Does bias invalidate some MRI results?
STANFORD (US) — Traditional methods of fMRI analysis systematically skew which regions of the brain appear to be activating, meaning that hundreds of research papers may be invalid.
With functional magnetic resonance imaging, or fMRI, you can see specific brain regions light up, standing out against the background like night owls’ apartment windows.
It’s easy to forget that these brain images aren’t real snapshots of brain activity. Instead, each picture is the result of many layers of analysis and interpretation, far removed from raw data.
“It’s just one representation of brain activity,” says Matthew Sacchet, a PhD student in the neurosciences program at the Stanford University School of Medicine. “As you process the data, it can change.”
Sacchet works in the lab of psychology associate professor Brian Knutson, who studies reward processing in a small area of the brain known as the nucleus accumbens. Precisely how that structure activates is at the heart of an ongoing debate about reward circuits—a subject that holds relevance for our understanding of everything from addiction to financial risk-taking.
Unfortunately, a new study published in the journal NeuroImage suggests hundreds of research papers on this circuit may be unintentionally biased. When the labs processed their fMRI findings, many used a one-size-fits-all strategy that skewed which regions of the brain appeared to be activating.
“I honestly think most people want good data,” says Knutson. “I’m excited that we can make this kind of research more rigorous.
Too much smoothing
Functional magnetic resonance imaging measures changes in blood flow in the brain. It’s a powerful tool, but the signal fMRI actually detects—the result of the magnetic differences between oxygenated and deoxygenated blood—is noisy.
Researchers need to statistically process the data in order to make the resulting data interpretable. One of the most common approaches is known as “spatial smoothing,” which involves averaging the activity of each brain region with that of its neighbors.
But fMRI has only been in use since the mid-1990s.
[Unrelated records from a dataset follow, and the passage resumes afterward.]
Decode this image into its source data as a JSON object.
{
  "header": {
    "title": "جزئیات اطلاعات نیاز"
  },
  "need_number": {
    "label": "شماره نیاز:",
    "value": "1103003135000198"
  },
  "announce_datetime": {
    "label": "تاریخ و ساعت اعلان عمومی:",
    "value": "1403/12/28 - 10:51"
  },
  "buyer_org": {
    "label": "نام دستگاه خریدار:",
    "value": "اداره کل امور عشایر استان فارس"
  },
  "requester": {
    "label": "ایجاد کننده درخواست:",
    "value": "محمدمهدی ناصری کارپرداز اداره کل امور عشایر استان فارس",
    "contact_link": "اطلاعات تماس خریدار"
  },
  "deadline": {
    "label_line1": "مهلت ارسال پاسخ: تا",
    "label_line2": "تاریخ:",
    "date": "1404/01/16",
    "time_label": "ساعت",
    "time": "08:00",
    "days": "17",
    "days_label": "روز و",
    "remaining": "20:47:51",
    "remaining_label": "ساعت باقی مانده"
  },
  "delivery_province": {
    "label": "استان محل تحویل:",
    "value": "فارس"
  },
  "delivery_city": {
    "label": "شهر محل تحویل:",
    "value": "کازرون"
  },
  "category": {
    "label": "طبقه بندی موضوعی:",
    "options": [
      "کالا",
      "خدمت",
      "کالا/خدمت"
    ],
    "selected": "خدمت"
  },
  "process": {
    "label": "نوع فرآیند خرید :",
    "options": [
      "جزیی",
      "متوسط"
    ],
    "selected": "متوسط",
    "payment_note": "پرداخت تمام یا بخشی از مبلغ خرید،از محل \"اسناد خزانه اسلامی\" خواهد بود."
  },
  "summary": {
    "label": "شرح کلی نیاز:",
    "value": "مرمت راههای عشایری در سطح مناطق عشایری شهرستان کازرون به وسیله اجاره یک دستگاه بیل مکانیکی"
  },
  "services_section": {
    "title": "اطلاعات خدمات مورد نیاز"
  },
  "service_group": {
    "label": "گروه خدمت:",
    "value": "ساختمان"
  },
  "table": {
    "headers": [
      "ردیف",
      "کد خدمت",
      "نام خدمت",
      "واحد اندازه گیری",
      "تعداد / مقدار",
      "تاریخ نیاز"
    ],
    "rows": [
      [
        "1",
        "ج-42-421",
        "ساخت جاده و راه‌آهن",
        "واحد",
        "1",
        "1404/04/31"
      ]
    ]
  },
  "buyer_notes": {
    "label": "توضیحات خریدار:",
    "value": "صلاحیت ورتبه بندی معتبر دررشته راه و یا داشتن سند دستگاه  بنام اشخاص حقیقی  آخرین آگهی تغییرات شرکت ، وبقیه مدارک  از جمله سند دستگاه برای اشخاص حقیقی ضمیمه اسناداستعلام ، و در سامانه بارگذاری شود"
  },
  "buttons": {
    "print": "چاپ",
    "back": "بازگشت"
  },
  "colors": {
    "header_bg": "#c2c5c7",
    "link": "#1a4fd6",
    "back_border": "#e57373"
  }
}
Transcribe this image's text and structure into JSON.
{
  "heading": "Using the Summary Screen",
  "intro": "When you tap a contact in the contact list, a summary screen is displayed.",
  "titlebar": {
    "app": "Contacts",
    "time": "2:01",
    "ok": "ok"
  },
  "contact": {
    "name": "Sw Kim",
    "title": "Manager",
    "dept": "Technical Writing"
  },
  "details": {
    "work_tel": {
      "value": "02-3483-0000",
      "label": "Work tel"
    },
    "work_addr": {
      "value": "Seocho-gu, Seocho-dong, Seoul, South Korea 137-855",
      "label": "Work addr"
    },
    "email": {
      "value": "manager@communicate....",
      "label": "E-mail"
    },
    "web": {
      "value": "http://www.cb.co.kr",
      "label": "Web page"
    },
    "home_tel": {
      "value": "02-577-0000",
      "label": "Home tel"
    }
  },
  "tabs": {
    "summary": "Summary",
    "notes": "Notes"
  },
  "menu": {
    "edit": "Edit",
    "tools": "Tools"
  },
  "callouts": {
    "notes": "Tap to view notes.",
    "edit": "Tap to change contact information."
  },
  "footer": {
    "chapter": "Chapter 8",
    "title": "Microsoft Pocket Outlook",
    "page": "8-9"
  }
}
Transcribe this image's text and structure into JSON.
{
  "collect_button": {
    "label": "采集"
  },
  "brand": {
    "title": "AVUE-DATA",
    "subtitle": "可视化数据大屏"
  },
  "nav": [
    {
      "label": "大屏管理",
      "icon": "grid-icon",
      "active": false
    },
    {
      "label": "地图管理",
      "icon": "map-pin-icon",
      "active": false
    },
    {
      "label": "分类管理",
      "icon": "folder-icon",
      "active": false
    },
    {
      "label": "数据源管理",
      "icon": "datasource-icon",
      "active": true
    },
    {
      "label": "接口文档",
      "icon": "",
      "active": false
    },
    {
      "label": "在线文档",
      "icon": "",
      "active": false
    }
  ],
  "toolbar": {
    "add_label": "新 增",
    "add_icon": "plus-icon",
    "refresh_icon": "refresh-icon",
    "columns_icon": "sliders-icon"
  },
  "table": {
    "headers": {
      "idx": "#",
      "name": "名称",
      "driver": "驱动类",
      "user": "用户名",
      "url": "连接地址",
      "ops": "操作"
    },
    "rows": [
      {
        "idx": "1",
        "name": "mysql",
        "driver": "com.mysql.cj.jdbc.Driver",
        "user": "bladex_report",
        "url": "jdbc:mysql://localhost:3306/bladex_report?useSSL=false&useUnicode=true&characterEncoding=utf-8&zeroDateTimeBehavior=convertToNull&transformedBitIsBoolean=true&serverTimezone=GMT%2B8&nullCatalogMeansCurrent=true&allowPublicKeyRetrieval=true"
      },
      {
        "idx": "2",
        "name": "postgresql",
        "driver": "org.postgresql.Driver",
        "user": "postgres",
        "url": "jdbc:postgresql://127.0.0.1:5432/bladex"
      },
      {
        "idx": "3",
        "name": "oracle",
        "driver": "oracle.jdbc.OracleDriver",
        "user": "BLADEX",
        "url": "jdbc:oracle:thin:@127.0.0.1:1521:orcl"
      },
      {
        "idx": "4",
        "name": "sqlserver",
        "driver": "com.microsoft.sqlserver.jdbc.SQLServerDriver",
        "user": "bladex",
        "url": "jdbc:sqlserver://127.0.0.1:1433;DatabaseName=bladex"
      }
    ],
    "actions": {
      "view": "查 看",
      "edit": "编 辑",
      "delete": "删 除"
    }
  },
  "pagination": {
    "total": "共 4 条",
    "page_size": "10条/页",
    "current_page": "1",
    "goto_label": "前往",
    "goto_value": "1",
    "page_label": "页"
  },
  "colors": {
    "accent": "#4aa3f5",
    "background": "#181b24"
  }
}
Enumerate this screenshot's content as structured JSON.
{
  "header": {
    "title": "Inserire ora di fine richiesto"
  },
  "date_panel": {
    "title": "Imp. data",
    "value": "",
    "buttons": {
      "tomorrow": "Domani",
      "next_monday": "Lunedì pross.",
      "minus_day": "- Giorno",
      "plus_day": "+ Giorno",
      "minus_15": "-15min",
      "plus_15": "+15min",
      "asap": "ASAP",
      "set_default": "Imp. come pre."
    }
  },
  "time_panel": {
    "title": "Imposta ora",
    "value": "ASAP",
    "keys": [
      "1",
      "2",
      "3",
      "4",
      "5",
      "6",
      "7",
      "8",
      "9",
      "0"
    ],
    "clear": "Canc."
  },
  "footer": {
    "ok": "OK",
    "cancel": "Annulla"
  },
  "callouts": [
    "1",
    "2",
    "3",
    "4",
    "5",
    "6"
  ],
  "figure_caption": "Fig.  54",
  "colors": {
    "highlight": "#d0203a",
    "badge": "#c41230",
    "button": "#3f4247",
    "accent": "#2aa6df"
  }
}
Many of the most common analyses in use today are holdovers from older, lower-resolution types of imaging and seem to have some undesired effects on the finer-grained signals fMRI can provide.
When researchers process fMRI data with a traditional “smoothing kernel” of 8mm, they end up averaging their images over too large an area. Activity in smaller brain structures can then be overlooked, or even shifted to areas that receive more blood flow and where the blood oxygenation level-dependent signal is stronger.
“It might seem strange that a systematic bias like that could bias the whole field,” Knutson says. “But if half the people use 8mm and half use 4mm, you might end up with very different results, and it could add up.”
These statistical pitfalls are particularly glaring when studying the small, structurally complex nucleus accumbens.
Findings from Knutson’s lab, which has been using the smaller, 4mm smoothing kernel for years, suggest that different parts of the nucleus accumbens have different functions. The forward portion seems to distinguish between positive or negative stimuli, reacting specifically to rewards. Meanwhile, the rear section responds more to the intensity of the motivation.
While some other labs have corroborated this finding, others only found activation in the rear half of the structure.
These contradictory findings now appear to have been skewed. Because the back of the nucleus accumbens is larger and surrounded by more blood-infused gray matter than the front, the smoothing step made it appear as if all the nucleus accumbens’ activity originated far to the rear.
A collaborator in Germany already has taken the paper’s advice, Sacchet says. “She had a colleague reanalyze her data and found the same thing we found.”
Knutson emphasizes that the research paper doesn’t mean “the methods are bunk.” Simply improving the way scientists process signals can enhance their ability to locate specific brain functions, he says. “There may be a debate, but you can resolve that debate with data.”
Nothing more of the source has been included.